Encapsulation of SP into phage P22 procapsids
Empty procapsid shells were generated as previously described by treatment with 0.5 M GuHCl (Greene and King, 1994). 15N-labeled P22 SP (or His6-SP) was encapsulated into empty procapsid shells in a ratio of 60:1, to ensure tight binding of SP to the shell (Parker et al., 2001). Specifically, empty procapsid shells at a concentration of 0.86 μM were mixed with 52 μM SP, in 20 mM sodium phosphate containing 50 mM NaCl. The mixture was incubated for 20 h at 25 °C to allow incorporation of SP into the procapsids. To collect the complex, the sample was spun at 175,000 g for 20 min using a RP80AT rotor (Thermo Scientific, Waltham MA), in a Sorvall RC M120EX ultracentrifuge (Thermo Scientific, Waltham MA). The resulting pellet was then resuspended in 500 μl of 20 mM sodium phosphate (pH 7.6) containing 50mM NaCl, on a reciprocal shaker (Eberbach, Ann Arbor MI) operating at 180 osc/min, for ~20 hours at 4° C (Suhanovsky and Teschke, 2011). Samples were applied to 2.2 ml of 5-20% (w/w) linear sucrose gradients, to verify the presence of SP inside shells. Sucrose gradients were centrifuged at 104,813 g for 35 min at 20°C in a M12EX (Thermo Scientific, Waltham MA) centrifuge with a RP55S rotor (Thermo Scientific, Waltham MA). Gradients were fractionated into 100 μL aliquots, and the presence of SP inside shells was verified by 10% SDS-PAGE (Prevelige et al., 1988).
NMR spectroscopy
NMR data were collected on a Varian Inova 600 MHz spectrometer equipped with a cryogenic probe (Agilent, Palo Alto, CA). To investigate the effects of pH, 1H-15N HSQC spectra were collected at a temperature of 30 °C on 115μM and 280 μM samples of P22 and CUS-3 His6-SP, respectively. For 15N-P22 SP encapsulated into procapsids, we found that a temperature of 35 °C at pH 7.0 gave optimal NMR spectra. The concentration of P22 15N-SP (or His6-SP) for these spectra was ~300 μM, at a SP:capsid ratio of 60:1. The capsid-encapsulated 15N-SP samples were in 20 mM sodium phosphate buffer containing 50 mM NaCl. To obtain NMR assignments we used a 0.5 13C/15N-labled sample of His6-SP, since the yield for the His6-tagged protein was better than for wild type SP. NMR assignments for His6-SP were readily translatable to those for wild type SP, since the 1H-15N HSQC spectra of the two variants were superposable. NMR data for assignments were recorded at a temperature of 35 ωC, using a 0.5 mM protein sample in 20 mM sodium phosphate, pH 6.0. The 3D spectra used to obtain assignments included 3D HNCACB, HNCACO, HNCO, 15N TOCSY-HSQC, and 15N NOESY-HSQC (Cavanagh et al., 1996). NMR data were processed using the programs Felix 2001 (Felix-NMR, San Diego, CA) and NMRpipe (Delaglio et al., 1995). Spectra were analyzed with CCPNmr (Vranken et al., 2005) on the NMRbox platform (Maciejewski et al., 2017). DSS was used as an internal reference for 1H chemical shifts. 13C and 15N nuclei were referenced indirectly as described in the literature (Wishart et al., 1995).

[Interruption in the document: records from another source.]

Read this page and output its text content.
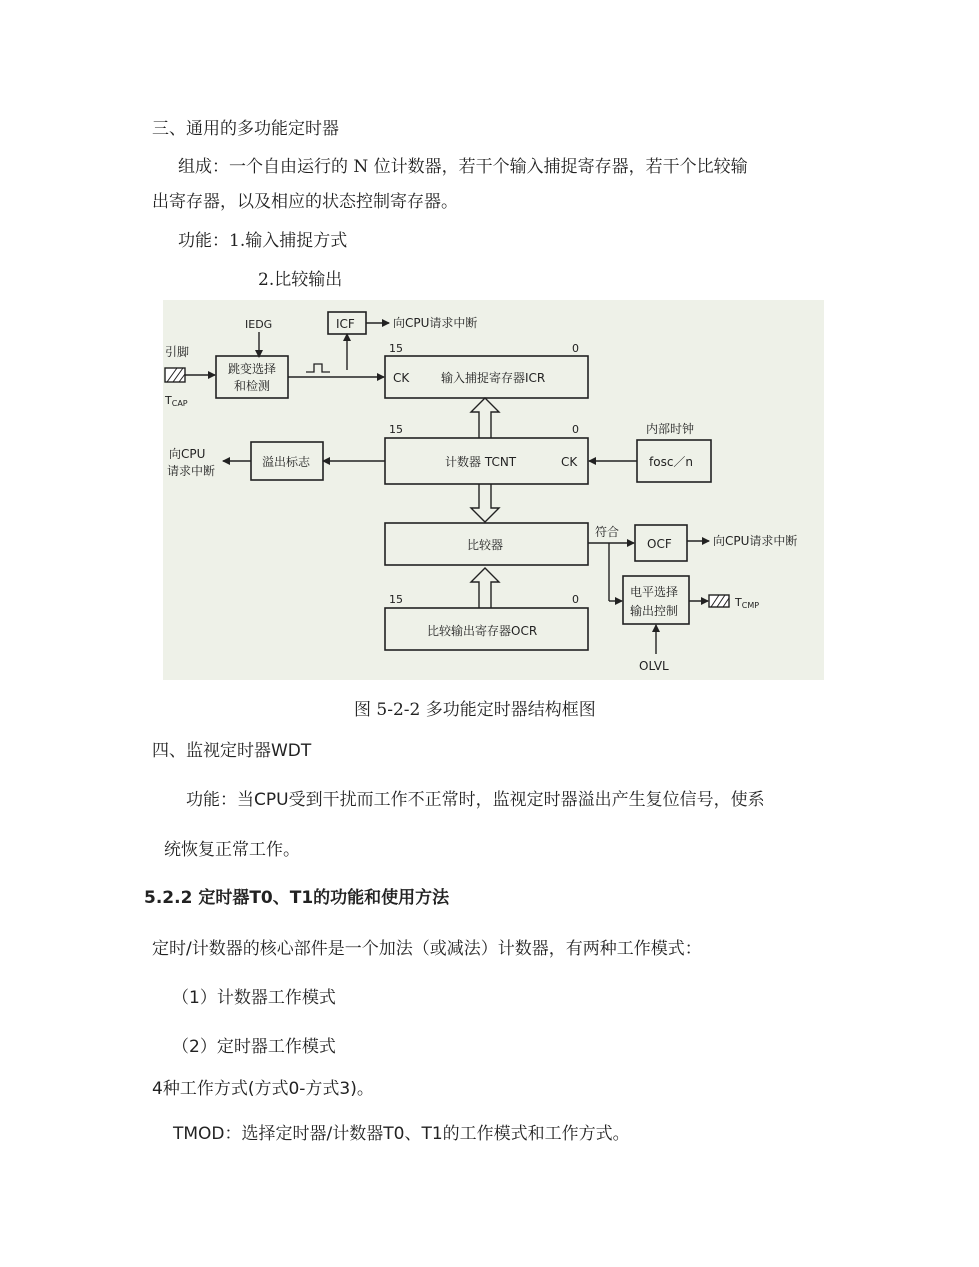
三、通用的多功能定时器
组成：一个自由运行的 N 位计数器，若干个输入捕捉寄存器，若干个比较输
出寄存器，以及相应的状态控制寄存器。
功能：1.输入捕捉方式
2.比较输出
IEDG	ICF	向CPU请求中断
引脚
TCAP
跳变选择
和检测
15	0
CK	输入捕捉寄存器ICR
15	0
计数器 TCNT	CK
内部时钟
fosc／n
溢出标志
向CPU
请求中断
比较器
符合
OCF	向CPU请求中断
15	0
比较输出寄存器OCR
电平选择
输出控制
TCMP
OLVL
图 5-2-2 多功能定时器结构框图
四、监视定时器WDT
功能：当CPU受到干扰而工作不正常时，监视定时器溢出产生复位信号，使系
统恢复正常工作。
5.2.2 定时器T0、T1的功能和使用方法
定时/计数器的核心部件是一个加法（或减法）计数器，有两种工作模式：
（1）计数器工作模式
（2）定时器工作模式
4种工作方式(方式0-方式3)。
TMOD：选择定时器/计数器T0、T1的工作模式和工作方式。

Circular Dichroism (CD) spectroscopy
CD spectra were recorded on an Applied Photophysics Pi-Star 180 spectropolarimeter (Surrey, UK) using a 1 mm path-length cuvette, at 30 °C. Final SP concentrations were 3 μM in 10 mM sodium phosphate buffer at varying pH values. Wavelength scans were collected between 190-250 nm using a 2 nm bandwidth, 2 nm step size, 30 s/point data averaging, for a total scan time of ~15 min.